Ningún alto dirigente del país (salvo José Ramón Machado Ventura, quien focalizó su visita a la zafra, en compañía de los nuestros) arribó aquí durante la segunda quincena de noviembre y la primera semana de diciembre.

11 Comentarios

  1. Dicen por ahí… Eso siempre ha ocurrido. Antes el chivo era el cambio de moneda, con más de una interpretación acerca del posible pitcher de la bola. A veces hay bola que andan rodando hasta que finalmente alguien en un espacio X la trastoca en verídica, dejándonos entonces con la interrogante de que si es necesario esperar a tanto. Otros caminos de la bola es ser desmentida después de tanto rodar; o simplemente desaparecer. Creo que debe aclararse lo que deba ser aclarado; hay que saber distinguir entre la información esencial y la banal, porque está claro que todas las bolas no deben ser aclaradas, los medios no pueden ser cazadores de chismes. El pueblo está ávido de información siempre.
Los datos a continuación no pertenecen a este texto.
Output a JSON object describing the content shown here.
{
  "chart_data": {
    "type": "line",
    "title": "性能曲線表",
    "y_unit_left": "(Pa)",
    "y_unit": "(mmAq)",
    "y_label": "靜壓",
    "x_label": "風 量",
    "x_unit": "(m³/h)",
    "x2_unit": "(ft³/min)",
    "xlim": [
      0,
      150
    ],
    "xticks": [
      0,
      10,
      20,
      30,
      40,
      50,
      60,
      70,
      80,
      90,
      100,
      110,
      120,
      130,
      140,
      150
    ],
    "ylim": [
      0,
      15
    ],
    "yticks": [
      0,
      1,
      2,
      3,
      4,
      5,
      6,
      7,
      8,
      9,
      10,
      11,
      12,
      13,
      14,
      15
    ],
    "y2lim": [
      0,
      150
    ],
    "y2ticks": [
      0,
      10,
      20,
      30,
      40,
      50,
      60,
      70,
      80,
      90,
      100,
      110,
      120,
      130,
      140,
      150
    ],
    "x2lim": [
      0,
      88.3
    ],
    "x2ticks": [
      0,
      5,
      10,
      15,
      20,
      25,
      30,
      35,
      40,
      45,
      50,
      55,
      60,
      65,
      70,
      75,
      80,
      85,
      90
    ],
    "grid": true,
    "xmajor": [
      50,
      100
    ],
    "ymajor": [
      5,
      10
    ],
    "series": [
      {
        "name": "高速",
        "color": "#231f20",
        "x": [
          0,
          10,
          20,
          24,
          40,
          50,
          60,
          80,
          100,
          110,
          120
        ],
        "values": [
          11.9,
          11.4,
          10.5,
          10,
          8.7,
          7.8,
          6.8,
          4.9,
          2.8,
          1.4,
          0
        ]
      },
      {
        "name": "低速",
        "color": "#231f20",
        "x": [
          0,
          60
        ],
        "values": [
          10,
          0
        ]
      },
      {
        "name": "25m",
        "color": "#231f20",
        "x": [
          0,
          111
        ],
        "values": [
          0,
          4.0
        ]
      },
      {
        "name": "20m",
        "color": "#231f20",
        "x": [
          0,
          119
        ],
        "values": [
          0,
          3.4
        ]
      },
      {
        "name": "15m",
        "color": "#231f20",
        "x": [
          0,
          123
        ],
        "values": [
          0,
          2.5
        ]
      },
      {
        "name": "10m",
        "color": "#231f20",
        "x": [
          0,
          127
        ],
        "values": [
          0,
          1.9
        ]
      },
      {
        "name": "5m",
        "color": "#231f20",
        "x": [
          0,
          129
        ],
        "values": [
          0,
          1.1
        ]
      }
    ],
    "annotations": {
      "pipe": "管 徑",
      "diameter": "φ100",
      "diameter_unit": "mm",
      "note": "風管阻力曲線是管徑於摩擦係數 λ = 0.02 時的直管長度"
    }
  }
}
Una parte porque tiene dudas reales, con sentido, sobre aspectos que influyen en la cotidianeidad; y otra parte porque siente una especie de placer aberrante al ver la bola rodar y hacer daño a su paso. Es un mundo nuevo, donde la apertura de los nuevos medios hace que las personas tengan acceso a una información que no está regulada; donde existe buena, mala y errónea información. Creo que los medios cubanos deben prepararse para esta nueva etapa que ya comenzó desde hace años. Gracias

  2. A falta de informacion oportuna surge la “bola”, “chisme” o el nombre que quieran ponerle, lo cierto es que si no se informa con veracidad, en el momento justo, nosotros el pueblo diremos lo que nos parezca o lo que alguna mente malintencionada nos susurre, seamos transparentes y evitaremos esos “DICEN”.

  3. Como se menciona en un filme memorable: “La duda puede ser un vínculo tan poderoso y sólido como la certeza”. En este sentido, los cubanos hemos vivido con la incertidumbre inyectada en las venas durante mucho tiempo. Ante la duda, no es difícil inventar historias nuevas que nos sirvan de aliciente, por un lado para divertirnos usando muchas veces las ironías, y por otro, para mantener una vaga esperanza suspendida de que todo puede mejorar. Pero lo bonito, no quita lo cortés: tenemos la certeza, que ante la duda, somos por lo general unos chismosos.

  4. Y ahora dicen que la falta de pan es por… bueno, la vox populi, vox dei… dice tantas cosas, pero la información nos está vetada. Una vez más, la culpa, la maldita culpa la tiene el secretismo.

    • Coincido. Muy oportuno. Sobre todo porque como afirma y no niega el comentario, el rumor crece. Y si nos apegamos al viejo axioma, “cuando el río suena, piedras ruedan”. Gracias.

      • Esa es la realidad del hecho, “el que calla otorga”. O en derecho el que no impugna admite, es el mismo caso del “señor de los cielos”. En eso nadie puede señalar a Fidel. Cuándo se paró ante las cámaras y desmintió a la revista “Forbes”.